My weird schedule is part of why I’m more than a little dubious when people offering advice to younger academics make blanket statements about work hours— things like “never respond to work email outside of business hours.” (There’s a bit of irony in that many of the people I see offering this as an iron rule are also prone to bemoaning the baleful influence of neoliberal corporatism on academia…) Like most bad advice, it’s well-intentioned— the idea being to set firm boundaries so as to protect work-life balance— but a little misguided. The right solution isn’t a fixed schedule that everyone has to hold to, but treating everybody as adult professionals who can be trusted to set their own boundaries in whatever way makes the most sense for them.
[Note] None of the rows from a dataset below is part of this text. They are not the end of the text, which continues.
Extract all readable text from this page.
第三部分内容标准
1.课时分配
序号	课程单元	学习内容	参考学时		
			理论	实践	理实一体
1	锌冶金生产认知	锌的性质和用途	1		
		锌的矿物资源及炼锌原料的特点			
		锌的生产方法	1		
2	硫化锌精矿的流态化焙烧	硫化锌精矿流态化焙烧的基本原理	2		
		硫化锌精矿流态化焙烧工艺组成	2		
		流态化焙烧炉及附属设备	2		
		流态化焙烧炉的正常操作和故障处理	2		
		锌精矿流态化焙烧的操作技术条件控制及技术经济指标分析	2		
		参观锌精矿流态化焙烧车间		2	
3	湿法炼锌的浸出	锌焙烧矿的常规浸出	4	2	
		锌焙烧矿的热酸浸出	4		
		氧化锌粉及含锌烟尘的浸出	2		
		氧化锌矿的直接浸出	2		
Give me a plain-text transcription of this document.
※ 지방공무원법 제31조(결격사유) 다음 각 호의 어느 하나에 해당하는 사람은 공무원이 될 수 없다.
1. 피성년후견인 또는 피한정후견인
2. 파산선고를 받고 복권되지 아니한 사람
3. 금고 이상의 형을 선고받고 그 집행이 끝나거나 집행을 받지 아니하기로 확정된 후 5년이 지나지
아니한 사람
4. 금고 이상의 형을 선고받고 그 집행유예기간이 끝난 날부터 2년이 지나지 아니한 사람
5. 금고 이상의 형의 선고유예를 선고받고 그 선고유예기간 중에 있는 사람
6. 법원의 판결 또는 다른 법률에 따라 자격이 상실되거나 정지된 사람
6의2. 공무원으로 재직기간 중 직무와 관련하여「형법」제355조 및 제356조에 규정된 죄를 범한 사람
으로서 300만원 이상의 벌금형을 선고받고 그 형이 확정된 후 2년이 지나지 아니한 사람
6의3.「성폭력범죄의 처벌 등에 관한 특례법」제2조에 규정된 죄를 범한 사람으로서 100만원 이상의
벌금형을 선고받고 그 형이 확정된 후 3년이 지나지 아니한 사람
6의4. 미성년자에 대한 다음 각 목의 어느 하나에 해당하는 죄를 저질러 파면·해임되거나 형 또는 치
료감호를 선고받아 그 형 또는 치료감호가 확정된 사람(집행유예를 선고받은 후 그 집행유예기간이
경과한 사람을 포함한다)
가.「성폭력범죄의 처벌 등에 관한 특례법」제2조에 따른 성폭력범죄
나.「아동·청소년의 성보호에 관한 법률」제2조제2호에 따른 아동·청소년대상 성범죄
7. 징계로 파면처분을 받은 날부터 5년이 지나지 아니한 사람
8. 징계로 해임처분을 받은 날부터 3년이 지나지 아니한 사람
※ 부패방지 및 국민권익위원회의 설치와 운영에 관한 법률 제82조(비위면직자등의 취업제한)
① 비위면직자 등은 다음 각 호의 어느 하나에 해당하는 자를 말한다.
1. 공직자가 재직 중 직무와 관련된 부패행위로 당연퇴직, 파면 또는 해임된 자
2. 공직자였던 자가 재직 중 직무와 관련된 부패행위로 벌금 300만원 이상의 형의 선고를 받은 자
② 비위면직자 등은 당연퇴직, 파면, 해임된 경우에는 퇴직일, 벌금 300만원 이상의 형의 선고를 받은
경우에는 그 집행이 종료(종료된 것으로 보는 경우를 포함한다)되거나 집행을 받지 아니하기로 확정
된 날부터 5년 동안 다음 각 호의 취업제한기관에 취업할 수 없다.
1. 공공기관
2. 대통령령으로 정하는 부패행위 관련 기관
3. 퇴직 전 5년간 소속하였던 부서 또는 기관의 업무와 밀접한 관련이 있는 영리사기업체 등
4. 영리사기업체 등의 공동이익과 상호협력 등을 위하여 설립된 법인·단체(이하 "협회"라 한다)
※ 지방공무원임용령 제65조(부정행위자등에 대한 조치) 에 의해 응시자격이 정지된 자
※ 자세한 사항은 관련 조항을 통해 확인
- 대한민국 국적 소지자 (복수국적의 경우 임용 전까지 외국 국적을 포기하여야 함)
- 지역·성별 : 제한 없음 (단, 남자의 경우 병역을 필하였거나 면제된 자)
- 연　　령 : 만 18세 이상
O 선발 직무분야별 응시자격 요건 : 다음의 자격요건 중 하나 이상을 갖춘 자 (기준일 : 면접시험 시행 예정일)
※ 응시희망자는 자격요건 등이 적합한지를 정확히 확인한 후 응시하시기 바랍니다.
If we’re going to use “balance” as a metaphor for keeping up with both work and personal life, it’s important to remember that, for people at least, balancing is an active process. It’s not a matter of finding one perfect arrangement that’s always the same, it’s a constant feedback process of small adjustments, and the details will change from situation to situation, and person to person.
My schedule isn’t extended— I’m not some crazy workaholic toiling from 6:30am to 8pm— it’s just time-shifted, so I start earlier than many colleagues, but I also knock off early (or take an hour in mid-afternoon to nap). It’s not reflecting a lack of work-life balance— on the contrary, I keep the schedule I do because it’s better for keeping my work and family responsibilities both on track.
This is, of course, yet another area where I’m enormously fortunate to be a professor. As long as I show up to teach my classes, and for whatever other in-person obligations crop up, I’m free to set my own hours. Even in academia, there are a lot of people forced to work more rigidly set hours, let alone out in the business world.
(This is an area where some blue-collar positions actually fare better— a fair number of our facilities staff work a 7-3 schedule that’s a little closer to what I do than what the office staff are bound to.)
I think, though, that scheduling freedom is something that ought to be extended to a much wider range of occupations. This ought to be (but sadly probably won’t be) one of the lessons we take away from the pandemic year: people can be productive without needing to be physically present for a rigidly set range of times. And I think that giving more people the freedom to choose to work weird hours would do a lot more good for work-life balance than setting hard limits on when people can do things.
This is the kind of stuff I end up thinking about when I’m walking the dog at 6:15am and wondering whether it’s going to start raining. If that’s something you’d like to have in your inbox, here’s a big button:
If you think somebody else ought to read this, here’s a different button:
If you’d like to point out that this particular post was sent out an hour later than what I describe in the post as the typical range, the comments are open for your pedantry.
I think every parent ends up doing what you're doing. When mine were still little, at least one of them would be up every morning by 6:00am and needing attention, so I started working a 4:30am-3pm workday to have some uninterrupted time in the mornings and family-focused time in the late afternoon. The early start time stuck, and I still do this during the school year even though I don't need to because that dark, quiet time is magical for getting things done (just add coffee). 100% agree that more people need to have the choice to work hours that fit their needs. I'd include school kids among those.